Development loop

Use this page when you’ve pushed your agent to Veris and run veris run at least once, and now you want to iterate. If you haven’t gotten that far, see the Quickstart.

This is the default path for most Veris users. The loop is:

Run simulations against the current agent.
Read the report.
Fix the highest-leverage issue in your agent’s code.
Push a new image tag.
Re-run. Compare.

Repeat until the numbers stop moving.

Running the loop

The one-command form:


veris run --report

This chains simulations → evaluations → report and returns a markdown summary plus a link to the full report. For iteration work, always include --report — the report is where the value is.

The exploded form (useful when debugging a specific step):


veris simulations create --scenario-set-id <SET_ID>
veris evaluations create --sim-run-id <RUN_ID>
veris reports create --eval-run-id <EVAL_RUN_ID>

Reading the report

A report has four sections. For iteration, focus on:

Scenario pass rate — the headline number. Track it run-over-run.
Top issues — ranked failure patterns with how many simulations each affected. Your attention should go to the top of this list.
Suggested fixes — concrete diffs the report recommends. Each is tagged with which simulations it would help. Work the highest-impact one first.

Start with Top issues to orient, then move into Suggested fixes to act. Only dig into individual simulation transcripts (in the console under the relevant run) when something in the report doesn’t add up.

Treat the report like a code review comment, not a CI log.

Fixing the agent

Suggested fixes come in three types.
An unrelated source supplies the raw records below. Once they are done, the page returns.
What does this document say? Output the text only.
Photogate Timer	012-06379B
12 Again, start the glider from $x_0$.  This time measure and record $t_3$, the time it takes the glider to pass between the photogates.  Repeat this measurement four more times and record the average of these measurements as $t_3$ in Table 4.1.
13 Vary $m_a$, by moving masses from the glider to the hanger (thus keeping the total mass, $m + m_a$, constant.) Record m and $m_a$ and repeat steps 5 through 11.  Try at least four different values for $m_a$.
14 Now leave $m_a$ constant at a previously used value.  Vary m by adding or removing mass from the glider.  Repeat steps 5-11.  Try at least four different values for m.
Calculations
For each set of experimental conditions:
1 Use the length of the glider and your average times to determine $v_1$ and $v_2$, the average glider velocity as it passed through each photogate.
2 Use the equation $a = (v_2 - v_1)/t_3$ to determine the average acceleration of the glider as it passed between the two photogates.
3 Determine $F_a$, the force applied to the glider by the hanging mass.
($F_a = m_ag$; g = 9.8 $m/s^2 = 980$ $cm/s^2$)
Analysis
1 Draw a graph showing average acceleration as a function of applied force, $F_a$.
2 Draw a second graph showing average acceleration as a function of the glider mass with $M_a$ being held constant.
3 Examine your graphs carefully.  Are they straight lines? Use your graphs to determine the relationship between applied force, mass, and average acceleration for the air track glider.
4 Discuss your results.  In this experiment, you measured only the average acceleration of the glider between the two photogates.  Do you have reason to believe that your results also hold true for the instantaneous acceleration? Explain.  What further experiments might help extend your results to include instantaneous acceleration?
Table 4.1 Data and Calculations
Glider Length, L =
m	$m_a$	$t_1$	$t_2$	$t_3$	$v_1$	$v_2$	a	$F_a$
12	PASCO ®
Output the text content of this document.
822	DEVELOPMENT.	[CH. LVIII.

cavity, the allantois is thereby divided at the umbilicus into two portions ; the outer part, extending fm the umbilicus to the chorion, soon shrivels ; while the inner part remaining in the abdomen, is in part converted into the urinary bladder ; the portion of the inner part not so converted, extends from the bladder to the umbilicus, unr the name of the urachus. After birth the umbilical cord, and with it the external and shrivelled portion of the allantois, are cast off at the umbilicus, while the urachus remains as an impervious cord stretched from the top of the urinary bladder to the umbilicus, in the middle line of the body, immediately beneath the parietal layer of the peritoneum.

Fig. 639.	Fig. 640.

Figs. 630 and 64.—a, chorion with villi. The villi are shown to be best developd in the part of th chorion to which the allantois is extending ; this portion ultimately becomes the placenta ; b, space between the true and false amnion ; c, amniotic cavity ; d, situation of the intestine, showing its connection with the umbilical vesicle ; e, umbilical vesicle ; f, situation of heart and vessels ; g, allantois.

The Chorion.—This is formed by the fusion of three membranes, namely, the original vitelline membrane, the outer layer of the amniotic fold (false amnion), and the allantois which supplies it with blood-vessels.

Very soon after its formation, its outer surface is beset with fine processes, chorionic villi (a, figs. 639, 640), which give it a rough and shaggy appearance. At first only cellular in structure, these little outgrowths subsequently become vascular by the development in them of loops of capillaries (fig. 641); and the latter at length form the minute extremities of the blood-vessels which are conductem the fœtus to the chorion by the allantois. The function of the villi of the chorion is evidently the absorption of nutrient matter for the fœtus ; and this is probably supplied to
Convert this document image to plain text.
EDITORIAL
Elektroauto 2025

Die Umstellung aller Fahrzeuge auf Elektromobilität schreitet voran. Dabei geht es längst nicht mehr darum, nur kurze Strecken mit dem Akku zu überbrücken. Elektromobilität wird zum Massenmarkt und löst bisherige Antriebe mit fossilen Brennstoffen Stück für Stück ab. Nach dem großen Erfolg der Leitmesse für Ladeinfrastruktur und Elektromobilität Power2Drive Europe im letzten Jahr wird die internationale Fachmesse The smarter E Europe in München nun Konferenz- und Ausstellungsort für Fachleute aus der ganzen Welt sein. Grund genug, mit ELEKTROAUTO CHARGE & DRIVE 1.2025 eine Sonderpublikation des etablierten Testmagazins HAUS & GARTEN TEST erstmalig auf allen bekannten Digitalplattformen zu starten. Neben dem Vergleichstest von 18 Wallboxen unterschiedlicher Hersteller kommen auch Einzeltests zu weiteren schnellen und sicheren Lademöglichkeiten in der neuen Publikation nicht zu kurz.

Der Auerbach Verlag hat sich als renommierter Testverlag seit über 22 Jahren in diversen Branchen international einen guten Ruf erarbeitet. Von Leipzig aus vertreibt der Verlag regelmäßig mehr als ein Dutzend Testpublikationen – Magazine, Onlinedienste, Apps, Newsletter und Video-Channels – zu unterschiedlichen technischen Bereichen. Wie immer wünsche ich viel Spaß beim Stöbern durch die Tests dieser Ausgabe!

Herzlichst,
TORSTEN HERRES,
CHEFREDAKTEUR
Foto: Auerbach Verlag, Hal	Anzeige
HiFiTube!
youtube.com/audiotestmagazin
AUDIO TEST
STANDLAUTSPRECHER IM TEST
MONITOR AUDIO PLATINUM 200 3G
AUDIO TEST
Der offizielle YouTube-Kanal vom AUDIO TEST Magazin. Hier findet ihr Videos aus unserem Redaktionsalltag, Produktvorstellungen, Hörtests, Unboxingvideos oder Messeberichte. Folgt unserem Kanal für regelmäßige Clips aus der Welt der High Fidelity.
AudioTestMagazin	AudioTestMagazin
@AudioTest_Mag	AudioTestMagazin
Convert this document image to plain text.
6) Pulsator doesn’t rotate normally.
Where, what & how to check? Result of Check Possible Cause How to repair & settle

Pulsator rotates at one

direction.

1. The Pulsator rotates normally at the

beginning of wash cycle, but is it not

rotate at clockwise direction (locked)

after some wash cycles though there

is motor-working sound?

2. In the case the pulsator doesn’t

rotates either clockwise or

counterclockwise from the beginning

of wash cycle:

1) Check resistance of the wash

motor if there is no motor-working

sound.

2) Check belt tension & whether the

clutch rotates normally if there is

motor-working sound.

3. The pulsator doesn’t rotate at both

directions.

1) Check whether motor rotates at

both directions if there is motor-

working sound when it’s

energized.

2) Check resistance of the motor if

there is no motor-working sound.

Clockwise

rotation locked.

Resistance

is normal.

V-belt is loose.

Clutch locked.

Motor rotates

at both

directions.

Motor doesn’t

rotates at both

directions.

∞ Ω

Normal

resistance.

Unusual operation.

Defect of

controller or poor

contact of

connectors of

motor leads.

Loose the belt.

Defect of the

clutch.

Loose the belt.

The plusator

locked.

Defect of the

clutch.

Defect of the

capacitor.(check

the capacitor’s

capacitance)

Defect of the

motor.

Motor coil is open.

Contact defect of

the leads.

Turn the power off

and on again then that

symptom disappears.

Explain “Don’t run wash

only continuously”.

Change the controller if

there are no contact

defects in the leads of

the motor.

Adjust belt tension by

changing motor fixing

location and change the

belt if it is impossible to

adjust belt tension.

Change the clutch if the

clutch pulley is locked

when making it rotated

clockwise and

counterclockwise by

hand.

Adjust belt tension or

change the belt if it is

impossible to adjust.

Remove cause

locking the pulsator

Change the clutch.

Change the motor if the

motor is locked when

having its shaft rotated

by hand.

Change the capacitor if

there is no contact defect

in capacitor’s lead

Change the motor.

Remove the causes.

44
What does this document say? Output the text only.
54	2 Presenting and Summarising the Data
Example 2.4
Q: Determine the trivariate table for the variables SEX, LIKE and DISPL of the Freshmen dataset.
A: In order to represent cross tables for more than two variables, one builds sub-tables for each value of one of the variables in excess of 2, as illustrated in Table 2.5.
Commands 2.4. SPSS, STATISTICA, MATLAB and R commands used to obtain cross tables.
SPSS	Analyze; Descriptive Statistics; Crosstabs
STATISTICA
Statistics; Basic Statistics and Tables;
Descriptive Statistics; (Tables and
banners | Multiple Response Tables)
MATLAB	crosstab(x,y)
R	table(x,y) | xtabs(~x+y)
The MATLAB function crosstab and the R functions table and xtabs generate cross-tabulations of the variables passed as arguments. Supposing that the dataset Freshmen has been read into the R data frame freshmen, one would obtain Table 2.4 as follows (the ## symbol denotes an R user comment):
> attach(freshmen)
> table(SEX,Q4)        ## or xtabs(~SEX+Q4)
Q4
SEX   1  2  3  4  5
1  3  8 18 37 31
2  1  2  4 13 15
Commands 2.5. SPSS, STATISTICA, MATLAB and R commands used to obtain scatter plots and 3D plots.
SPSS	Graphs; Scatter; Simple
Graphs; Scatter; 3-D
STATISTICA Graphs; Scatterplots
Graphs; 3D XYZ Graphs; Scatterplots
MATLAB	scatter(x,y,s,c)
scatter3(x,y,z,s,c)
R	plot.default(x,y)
Each applies to a specific layer of your agent:

System prompt fix — edit the system prompt to change how the agent is instructed.
Tool docstring fix — tighten a tool’s description so the model uses it correctly.
Tool code fix — change the tool’s implementation.

Whatever you change, keep it in the agent’s source — not in the Veris config. The goal is to test the same code that runs in production.

Push a new tag

Tag every iteration so you can compare runs later:


veris env push --tag v1.1

Tags are cheap. Over-tag. Naming suggestion: use semantic tags for milestones (v1.0, v1.1) and short descriptive tags for experiments (no-confirmation-step, longer-system-prompt).

Compare runs

Run against the same scenario set with the new tag:


veris run --image-tag v1.1

Open the Benchmarks page in the console to compare the runs side by side. It shows which failures went away, which are new, and which didn’t move.

Don’t regenerate scenarios between iterations. Same scenario set, different agent versions — otherwise you can’t compare fairly. Regenerate scenarios only when you’ve changed your agent’s services or public interface.

When to stop

Manual iteration hits a ceiling. Stop when:

Marginal improvements have diminishing returns against your eval bar.
The remaining failures are in scenarios the current set wasn’t the right test for — regenerate a tighter set and decide whether to keep iterating.

Past that ceiling, gains come from training rather than prompting: RL uses your graders as a reward signal, and SFT distills your highest-scoring transcripts into a smaller, cheaper model.